JOHN W. EUBANK, county surveyor of El Paso county, Texas, is one of the citizens that Kentucky has furnished to the western section of this great state, for his birth occurred in Barren county, near Glasgow, October 26, 1854. There he was reared to farm life, completing his education in the Glasgow Normal school at Glasgow, from which he was graduated in the class of 1878, after having prepared for teaching and for civil engineering. He followed the former profession for a time in Barren county and then came to Texas in 1879, settling at Fort Worth, where he secured a position as teacher in the third ward school. In the meantime construction work had begun westward from Weatherford on the Texas & Pacific Railway, and in May, 1880, he joined the engineering corps of that road in surveying the line westward through Texas, being associated with the engineering corps until the road was completed to El Paso in 1881. It is a matter of interest that few now recall that the original survey for the Texas & Pacific Railway did not terminate at El Paso, but the corps of which Mr. Eubank was a member surveyed the line still farther westward to Globe, Arizona, but no construction work was done beyond El Paso.

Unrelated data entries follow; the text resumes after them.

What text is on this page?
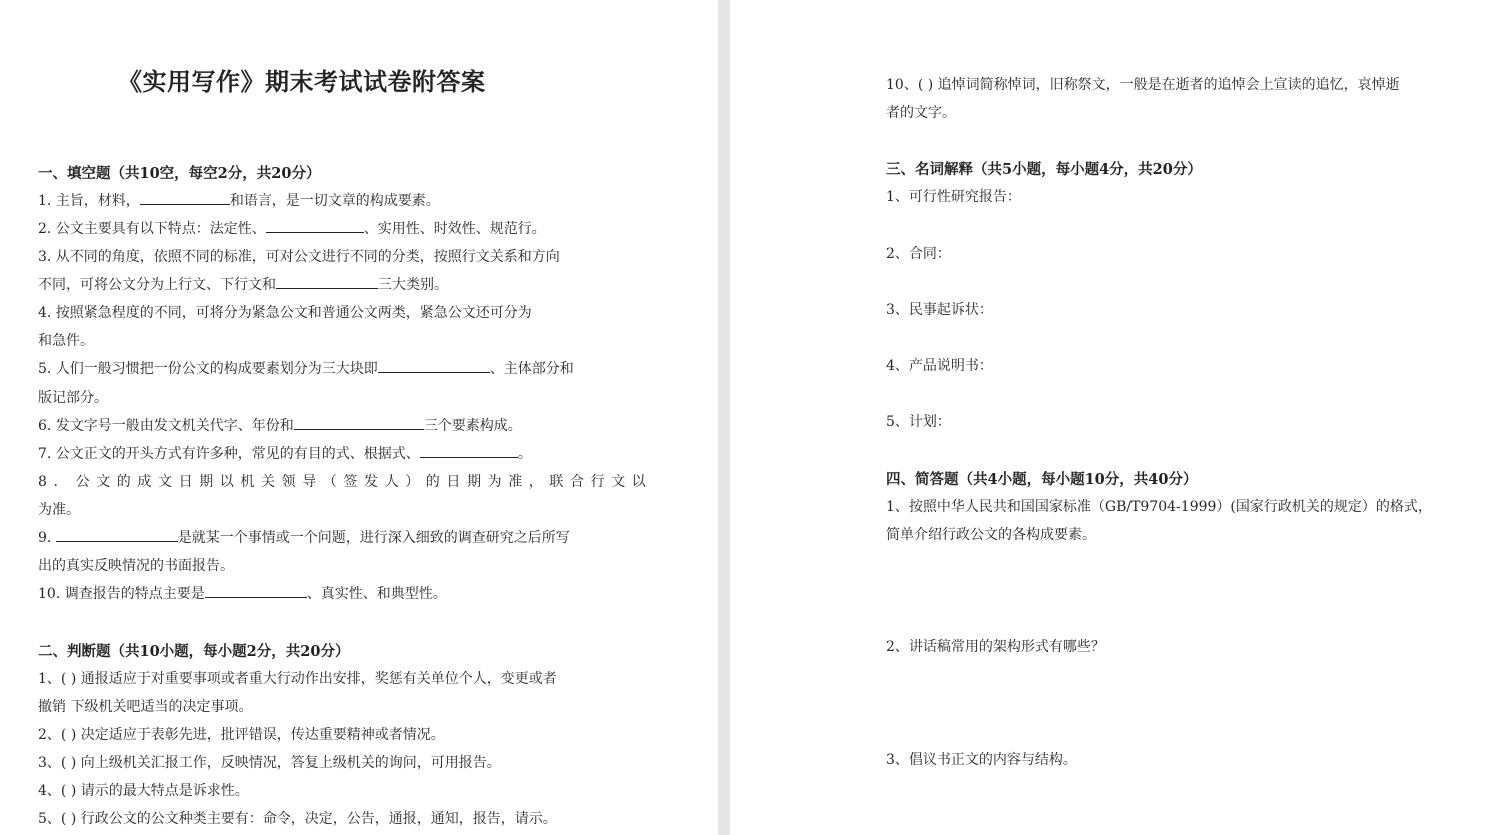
《实用写作》期末考试试卷附答案
一、填空题（共10空，每空2分，共20分）
1. 主旨，材料，	和语言，是一切文章的构成要素。
2. 公文主要具有以下特点：法定性、	、实用性、时效性、规范行。
3. 从不同的角度，依照不同的标准，可对公文进行不同的分类，按照行文关系和方向
不同，可将公文分为上行文、下行文和	三大类别。
4. 按照紧急程度的不同，可将分为紧急公文和普通公文两类，紧急公文还可分为
和急件。
5. 人们一般习惯把一份公文的构成要素划分为三大块即	、主体部分和
版记部分。
6. 发文字号一般由发文机关代字、年份和	三个要素构成。
7. 公文正文的开头方式有许多种，常见的有目的式、根据式、	。
8. 公文的成文日期以机关领导（签发人）的日期为准，联合行文以
为准。
9.	是就某一个事情或一个问题，进行深入细致的调查研究之后所写
出的真实反映情况的书面报告。
10. 调查报告的特点主要是	、真实性、和典型性。
二、判断题（共10小题，每小题2分，共20分）
1、( ) 通报适应于对重要事项或者重大行动作出安排，奖惩有关单位个人，变更或者
撤销 下级机关吧适当的决定事项。
2、( ) 决定适应于表彰先进，批评错误，传达重要精神或者情况。
3、( ) 向上级机关汇报工作，反映情况，答复上级机关的询问，可用报告。
4、( ) 请示的最大特点是诉求性。
5、( ) 行政公文的公文种类主要有：命令，决定，公告，通报，通知，报告，请示。
10、( ) 追悼词简称悼词，旧称祭文，一般是在逝者的追悼会上宣读的追忆，哀悼逝
者的文字。
三、名词解释（共5小题，每小题4分，共20分）
1、可行性研究报告：
2、合同：
3、民事起诉状：
4、产品说明书：
5、计划：
四、简答题（共4小题，每小题10分，共40分）
1、按照中华人民共和国国家标准（GB/T9704-1999）(国家行政机关的规定）的格式，
简单介绍行政公文的各构成要素。
2、讲话稿常用的架构形式有哪些？
3、倡议书正文的内容与结构。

On the completion of the road to this point Mr. Eubank located in the city, where he has since permanently made his home. He was first elected county surveyor in 1886 and served the regular term of two years and in 1904 he was again chosen to that office, which he is now occupying at the present time. In 1890 he was appointed assistant chief engineer of the Mexican Northern Railway and assisted in locating the line and in building the road, in which work he was engaged for about two years. Previously, in 1889 and 1890, he was chief engineer for the irrigating canal that was built at that time in eastern Texas in the early ’90s but returned to El Paso, whence he went into Mexico again as mining engineer of some mines which were being promoted by a Kansas City syndicate in the Sierra Madre country. As surveyor Mr. Eubank has laid off nearly all of the additions to El Paso. At present he is a large stockholder in the Compana de Transportes de Sierra Mojada, a company which owns an extensive tramway for hauling or in the state of Coahuila, Mexico, a proposition that is bringing Mr. Eubank rich financial returns.
Mr. Eubank was married in Michigan September 19, 1888, to Miss Jessie Stanfield, and they have one daughter, Eleanor. Mr. Eubank is a member of the Pioneer Association of El Paso. In his active business career he has done much for the promotion of projects that have led to the substantial upbuilding of the western country and has gained a wide and favorable acquaintance as a reliable and capable business man. He has seen almost the entire growth of this section of the state as it has been reclaimed from the free range for the purposes of civilization and transformed into fine ranches and farms, dotted here and there with thriving towns, villages and cities, containing all of the industrial and commercial possibilities and interests known to the older east.